I don't feel that some of the recent technologies - Docker, lambda, etc have contributed towards taking the CS, as a subject, or the Software, as an industry, forward.
Please share your opinion about the state of the software industry or the computer science subject, and where do you see/feel/think the field headed?
A world where no consumer device works without the blue sky alignment of internet availability, vendor goodwill and security uneventfulness.
This is based on trends I've observed on most (but not all) new consumer devices I've purchased of late [1]:
* Requires internet for setup (always) and operation (usually)
* Only supports wifi (ethernet ports are rare, thus no easy VLAN option)
* Vendor mobile apps required (HTTP servers are crippled if available at all)
* Depends on MDNS / SSDP / proprietary multicast for discovery
* Requires a vendor user account (and rarely supports family access)
* Sends telemetry and updates firmware without any opt-in
* Service addresses are unconfigurable (eg NTP, DNS, MQTT)
* Documentation does not publish ingress or egress ports
The pendulum has swung too far toward plug and play (at the expense of reliability, security and privacy). Perhaps someday there will be an "ethical device" self-certification brand to promote those vendors trying to be more balanced.
In the meantime I mitigate using different SSIDs, VLANs and email accounts per vendor; relaying discovery protocols across IP subnets; logging traffic and denying by default; rewriting destination IPs for certain ports like DNS and NTP; local DNS to 127.0.0.1 attempts to call home; disabling options if given etc.
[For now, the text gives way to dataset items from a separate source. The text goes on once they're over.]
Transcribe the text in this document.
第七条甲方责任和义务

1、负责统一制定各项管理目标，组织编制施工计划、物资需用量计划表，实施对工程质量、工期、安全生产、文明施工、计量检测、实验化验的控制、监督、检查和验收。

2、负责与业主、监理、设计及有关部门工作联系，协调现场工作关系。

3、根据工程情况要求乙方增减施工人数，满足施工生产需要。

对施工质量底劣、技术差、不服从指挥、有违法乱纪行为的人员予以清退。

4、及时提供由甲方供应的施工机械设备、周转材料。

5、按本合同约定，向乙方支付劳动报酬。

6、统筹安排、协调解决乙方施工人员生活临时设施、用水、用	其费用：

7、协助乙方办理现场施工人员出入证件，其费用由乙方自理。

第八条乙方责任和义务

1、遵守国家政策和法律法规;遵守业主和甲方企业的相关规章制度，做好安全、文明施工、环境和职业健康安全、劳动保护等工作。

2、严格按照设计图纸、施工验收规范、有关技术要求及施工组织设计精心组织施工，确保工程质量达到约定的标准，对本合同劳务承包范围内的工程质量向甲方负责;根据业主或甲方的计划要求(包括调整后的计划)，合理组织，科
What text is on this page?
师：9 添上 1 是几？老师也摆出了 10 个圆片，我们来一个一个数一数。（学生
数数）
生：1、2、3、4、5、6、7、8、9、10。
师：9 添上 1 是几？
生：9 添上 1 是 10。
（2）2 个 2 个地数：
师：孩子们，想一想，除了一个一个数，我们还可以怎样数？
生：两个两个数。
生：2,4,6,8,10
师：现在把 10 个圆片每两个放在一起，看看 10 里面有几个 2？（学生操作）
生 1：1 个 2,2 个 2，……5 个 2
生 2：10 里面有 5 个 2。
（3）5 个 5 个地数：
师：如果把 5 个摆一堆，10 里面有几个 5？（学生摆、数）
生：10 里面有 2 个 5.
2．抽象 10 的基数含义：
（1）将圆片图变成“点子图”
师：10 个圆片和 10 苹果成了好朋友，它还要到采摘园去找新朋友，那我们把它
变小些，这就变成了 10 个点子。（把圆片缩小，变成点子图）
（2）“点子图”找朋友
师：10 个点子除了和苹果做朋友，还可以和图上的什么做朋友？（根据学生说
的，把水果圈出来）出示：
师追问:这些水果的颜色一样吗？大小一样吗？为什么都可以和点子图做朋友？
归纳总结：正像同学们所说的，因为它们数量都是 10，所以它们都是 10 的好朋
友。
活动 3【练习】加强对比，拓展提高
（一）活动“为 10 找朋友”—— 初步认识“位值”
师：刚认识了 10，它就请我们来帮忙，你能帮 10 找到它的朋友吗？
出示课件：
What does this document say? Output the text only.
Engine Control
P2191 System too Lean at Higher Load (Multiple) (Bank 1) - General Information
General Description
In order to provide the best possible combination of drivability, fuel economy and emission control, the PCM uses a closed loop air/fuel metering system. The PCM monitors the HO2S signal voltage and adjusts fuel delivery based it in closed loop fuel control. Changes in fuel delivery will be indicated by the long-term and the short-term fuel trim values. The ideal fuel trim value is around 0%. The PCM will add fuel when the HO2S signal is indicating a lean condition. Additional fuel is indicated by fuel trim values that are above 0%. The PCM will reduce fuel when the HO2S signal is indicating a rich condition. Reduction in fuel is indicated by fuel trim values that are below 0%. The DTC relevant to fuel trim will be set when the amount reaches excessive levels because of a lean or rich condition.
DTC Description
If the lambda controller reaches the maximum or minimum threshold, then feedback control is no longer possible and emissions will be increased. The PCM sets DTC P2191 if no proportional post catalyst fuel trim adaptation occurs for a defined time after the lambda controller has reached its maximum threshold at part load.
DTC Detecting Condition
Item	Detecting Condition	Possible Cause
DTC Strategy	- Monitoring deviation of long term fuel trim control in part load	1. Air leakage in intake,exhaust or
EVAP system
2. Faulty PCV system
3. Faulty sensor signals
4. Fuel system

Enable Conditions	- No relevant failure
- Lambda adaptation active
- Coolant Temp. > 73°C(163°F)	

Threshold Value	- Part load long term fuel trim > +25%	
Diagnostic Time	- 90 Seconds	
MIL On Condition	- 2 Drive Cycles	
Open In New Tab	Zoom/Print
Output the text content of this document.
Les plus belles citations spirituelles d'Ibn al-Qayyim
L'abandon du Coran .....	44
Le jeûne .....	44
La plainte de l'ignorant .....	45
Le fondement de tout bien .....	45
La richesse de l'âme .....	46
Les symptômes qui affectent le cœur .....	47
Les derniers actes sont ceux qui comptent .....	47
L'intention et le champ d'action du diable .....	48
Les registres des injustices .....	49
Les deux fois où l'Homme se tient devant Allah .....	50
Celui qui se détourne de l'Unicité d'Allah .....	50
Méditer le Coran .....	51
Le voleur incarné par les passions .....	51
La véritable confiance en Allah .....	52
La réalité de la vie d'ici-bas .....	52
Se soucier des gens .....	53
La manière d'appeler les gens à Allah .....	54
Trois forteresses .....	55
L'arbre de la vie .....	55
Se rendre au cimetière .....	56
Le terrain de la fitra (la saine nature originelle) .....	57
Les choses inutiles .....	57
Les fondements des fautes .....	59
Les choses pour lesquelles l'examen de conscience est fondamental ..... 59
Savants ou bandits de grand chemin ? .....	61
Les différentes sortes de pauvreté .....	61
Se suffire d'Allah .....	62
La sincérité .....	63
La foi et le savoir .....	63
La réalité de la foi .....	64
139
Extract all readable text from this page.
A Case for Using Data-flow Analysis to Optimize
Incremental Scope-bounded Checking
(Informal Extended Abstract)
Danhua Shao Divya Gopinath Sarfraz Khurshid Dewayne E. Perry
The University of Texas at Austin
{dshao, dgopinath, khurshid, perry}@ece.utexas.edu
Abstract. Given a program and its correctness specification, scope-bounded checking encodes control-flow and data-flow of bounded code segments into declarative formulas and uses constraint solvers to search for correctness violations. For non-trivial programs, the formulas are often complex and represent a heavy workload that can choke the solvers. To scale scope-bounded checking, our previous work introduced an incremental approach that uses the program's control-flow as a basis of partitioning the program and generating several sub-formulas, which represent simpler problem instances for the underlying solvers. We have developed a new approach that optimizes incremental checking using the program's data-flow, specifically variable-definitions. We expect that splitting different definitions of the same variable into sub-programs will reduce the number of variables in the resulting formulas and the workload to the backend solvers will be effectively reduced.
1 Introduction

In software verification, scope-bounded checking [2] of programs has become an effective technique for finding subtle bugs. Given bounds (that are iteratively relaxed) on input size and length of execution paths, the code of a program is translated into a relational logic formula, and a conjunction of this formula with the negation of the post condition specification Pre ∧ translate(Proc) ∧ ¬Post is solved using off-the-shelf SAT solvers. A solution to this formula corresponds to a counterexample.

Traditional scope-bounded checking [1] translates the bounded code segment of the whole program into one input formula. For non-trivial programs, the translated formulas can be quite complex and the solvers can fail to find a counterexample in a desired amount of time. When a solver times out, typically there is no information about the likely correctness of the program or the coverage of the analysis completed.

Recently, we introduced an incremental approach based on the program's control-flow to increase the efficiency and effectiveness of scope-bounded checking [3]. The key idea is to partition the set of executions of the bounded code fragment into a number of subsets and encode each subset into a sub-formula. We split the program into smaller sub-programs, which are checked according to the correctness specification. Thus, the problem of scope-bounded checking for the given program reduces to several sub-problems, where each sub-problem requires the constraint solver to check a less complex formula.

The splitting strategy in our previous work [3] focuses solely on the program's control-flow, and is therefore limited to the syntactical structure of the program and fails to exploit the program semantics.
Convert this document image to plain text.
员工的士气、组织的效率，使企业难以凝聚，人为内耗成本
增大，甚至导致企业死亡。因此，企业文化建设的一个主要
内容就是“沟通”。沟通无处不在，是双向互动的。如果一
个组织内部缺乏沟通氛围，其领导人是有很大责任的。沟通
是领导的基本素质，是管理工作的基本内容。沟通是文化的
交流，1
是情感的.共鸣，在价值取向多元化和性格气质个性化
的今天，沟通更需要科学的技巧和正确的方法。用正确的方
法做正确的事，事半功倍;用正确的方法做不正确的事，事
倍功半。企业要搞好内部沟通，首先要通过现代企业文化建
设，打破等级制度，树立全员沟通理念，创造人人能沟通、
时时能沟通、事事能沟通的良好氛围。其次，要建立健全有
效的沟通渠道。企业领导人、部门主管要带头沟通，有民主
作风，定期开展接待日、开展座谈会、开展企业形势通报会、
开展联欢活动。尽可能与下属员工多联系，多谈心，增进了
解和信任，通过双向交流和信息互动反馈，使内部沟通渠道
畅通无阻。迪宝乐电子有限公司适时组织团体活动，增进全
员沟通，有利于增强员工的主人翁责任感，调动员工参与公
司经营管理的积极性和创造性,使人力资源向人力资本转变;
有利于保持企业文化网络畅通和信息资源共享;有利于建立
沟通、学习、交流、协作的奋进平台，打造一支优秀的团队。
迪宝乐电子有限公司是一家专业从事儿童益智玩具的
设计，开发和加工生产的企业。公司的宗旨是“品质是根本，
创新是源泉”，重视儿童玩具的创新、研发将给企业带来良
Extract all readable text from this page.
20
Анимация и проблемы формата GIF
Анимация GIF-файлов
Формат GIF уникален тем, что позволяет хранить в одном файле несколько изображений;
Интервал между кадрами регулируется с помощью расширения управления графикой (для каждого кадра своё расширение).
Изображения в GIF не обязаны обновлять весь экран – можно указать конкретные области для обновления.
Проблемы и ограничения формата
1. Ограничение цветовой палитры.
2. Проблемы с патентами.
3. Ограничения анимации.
[1] Solar inverters (Enphase), house batteries (Sonnen), irrigation controllers (RainMachine), speech assistants (Amazon), amplifiers (Sony and Sonos), alarm panel (Paradox), EV (Tesla), SIP ATA (Cisco), home automation controller (Hubitat)
If you take a step back and look at the technological developments that the products you use every day are built upon, there is a lot of exciting things going on.
Just off the top of my head, immutable data structures and functional paradigms are becoming increasingly useful to real products, and performant implementation of them is an exciting area of development.
There's also a lot of exciting development in programming languages themselves, and with the (hopeful) propagation of things like the Language Server Protocol developing and using new languages is getting easier, distributing them is easier, and people are more receptive to using them. There's a new language craze going on right now and it's fun to be a part of.
Rob Pike wrote Systems Software Research is Irrelevant [1], which I recommend you give a read based off the question.
I wouldn't except consumer software like Docker or Lambda to have any measurable impact on computer science. How much is the landscape of astronomy shaped by advancements in home telescopes?
But software? Compiler writers keep finding clever ways to improve software performance. There are demos from the demoscene that have 3D graphics and run on the Commodore 64.